Volatile Acidity

Volatile Acidity

You know you’re lucky when your first faulty wine of the year is opened only halfway through December.

I’ve had my share of ‘unbalanced’ and unremarkable wines, but nothing faulty. So forgive my excitement when I recently opened a wine that honed of vinegar. My first reaction was to yell ‘VA!’. I was feeling pretty chuffed with myself knowing exactly what the issue was and how it was caused. Almost immediately, I knew I had to WSET SAT (Systematic Approach to Tasting) assess the wine.

But what exactly is Volatile Acidity, or VA as it’s commonly called and what causes it?

Volatile Acidity refers to all the acids found in wines, mainly acetic acid and ethyl acetate. It’s caused by acetic acid bacteria, insufficient levels of sulphur dioxide and excessive exposure to oxygen. The major acid compound is acetic acid, that’s caused when the Acetobacter aceti bacteria converts sugar + alcohol into acetic acid. Secondary compounds, ethyl acetate and acetaldehyde, can develop as a result of the production of acetic acid. These compounds are detected at much lower levels – less than 200mg/L. Botrytis and damaged grapes have an increased population of acetic acid bacteria. 

Yeasts naturally produce VA during fermentation. Different yeast strains and fermentation conditions will affect the amount of VA produced. VA production is also increased by high temperatures, alcohol and insufficient nutrients.

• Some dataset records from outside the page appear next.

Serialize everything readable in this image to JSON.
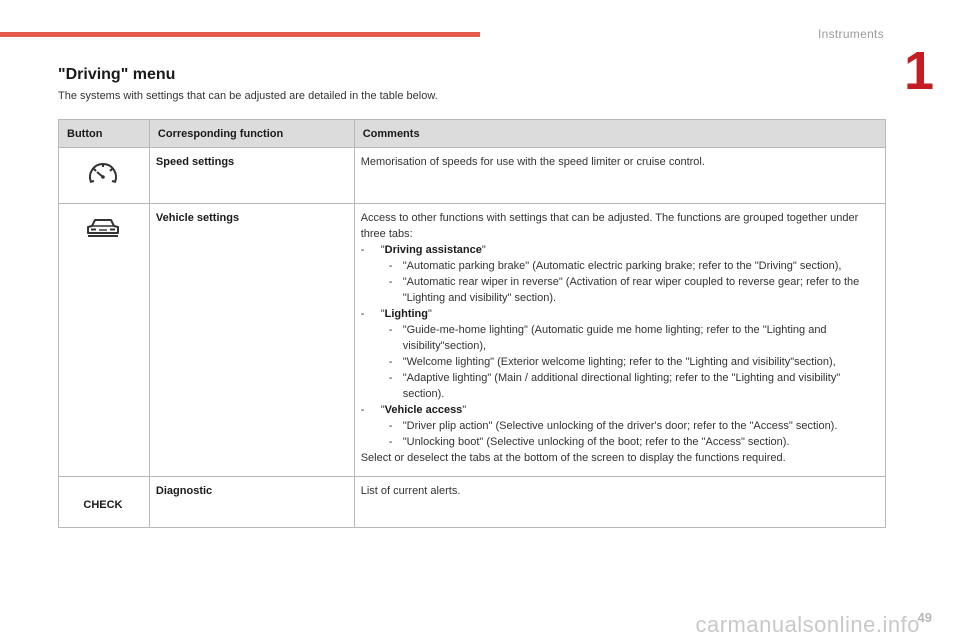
{
  "header": {
    "chapter_name": "Instruments",
    "chapter_number": "1"
  },
  "section": {
    "title": "\"Driving\" menu",
    "intro": "The systems with settings that can be adjusted are detailed in the table below."
  },
  "table": {
    "headers": [
      "Button",
      "Corresponding function",
      "Comments"
    ],
    "rows": {
      "speed": {
        "icon": "speedometer-icon",
        "function": "Speed settings",
        "comment": "Memorisation of speeds for use with the speed limiter or cruise control."
      },
      "vehicle": {
        "icon": "car-icon",
        "function": "Vehicle settings",
        "intro": "Access to other functions with settings that can be adjusted. The functions are grouped together under three tabs:",
        "tabs": [
          {
            "name": "Driving assistance",
            "items": [
              "\"Automatic parking brake\" (Automatic electric parking brake; refer to the \"Driving\" section),",
              "\"Automatic rear wiper in reverse\" (Activation of rear wiper coupled to reverse gear; refer to the \"Lighting and visibility\" section)."
            ]
          },
          {
            "name": "Lighting",
            "items": [
              "\"Guide-me-home lighting\" (Automatic guide me home lighting; refer to the \"Lighting and visibility\"section),",
              "\"Welcome lighting\" (Exterior welcome lighting; refer to the \"Lighting and visibility\"section),",
              "\"Adaptive lighting\" (Main / additional directional lighting; refer to the \"Lighting and visibility\" section)."
            ]
          },
          {
            "name": "Vehicle access",
            "items": [
              "\"Driver plip action\" (Selective unlocking of the driver's door; refer to the \"Access\" section).",
              "\"Unlocking boot\" (Selective unlocking of the boot; refer to the \"Access\" section)."
            ]
          }
        ],
        "outro": "Select or deselect the tabs at the bottom of the screen to display the functions required."
      },
      "diagnostic": {
        "button_label": "CHECK",
        "function": "Diagnostic",
        "comment": "List of current alerts."
      }
    }
  },
  "footer": {
    "page_number": "49",
    "watermark": "carmanualsonline.info"
  },
  "colors": {
    "accent_bar": "#e55a4b",
    "chapter_number": "#c41e24",
    "header_bg": "#dcdcdc"
  }
}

How do you identify (yell out) VA?

VA is present in almost all wines in small amounts. Most wines have less than 400mg/L of and in those small doses, it gives wine a slightly tangy quality that lifts the fruitiness of the wine. Think balsamic, pickled onions, sauerkraut and kombucha. It can be detected by the human nose at 600 to 900mg/L. Acetic acid smells like vinegar. The secondary compound, ethyl acetate, smells like nail polish remover and paint thinners.

In some dessert wines acetic acid is found at high levels, but the VA helps balance the sweetness and richness of the wine.

How is it prevented and treated?

The bacteria needs oxygen to grow, so minimising air contact, along the use of sulphur dioxide will stifle its growth. Rejecting damaged grapes at harvest will also prevent the bacteria from growing. Reverse osmosis can been used to remove volatile acidity. VA can also be filtered, thus blending a filtered wine with a lower VA wine will reduce the levels detectable by the human nose.

It stands to reason that minimal intervention winemaking, with its reduced use of sulphur dioxide, increases the likelihood of VA being present in the wine. But that’s not necessarily a bad thing. As with so many other wine flaws, a little that occurs in balance can enhance the perceived complexity of a wine.

Tasting Notes:

In case you’re curious, here are my notes:

Deep ruby with substantial sediment causing a slight, but not disturbing haze. The nose is unclean with pronounced nail varnish , turpentine, balsamic vinegar, faint red fruits in the background and maybe some smoke. It’s faulty, so I’m not sure whether it counts as ‘tired/past its best’. Dry and very acidic. I’m struggling to identify tannins that must be hidden behind the acidity. It feels high in alcohol because of the vinegar burn in my throat, but the label says 13.5% abv. Medium bodied? I’m struggling to get further than pronounced vinegar – red wine vinegar! – though a tentative teensy 3rd sip makes me believe that this could have been red berry heavy. The medium finish starts to reveal some plum and a dried fruit character – similar to Port.

In no way is this an attack on this established and respected producer. I was just so excited to finally be able to WSET SAT (Systematic Approach to Tasting) assess a faulty wine. You know when you theoretically know what VA or Cork Taint should smell like…but then you actually smell it and it’s something to store in your memory. I poured the wine down the drain. But yay for VA!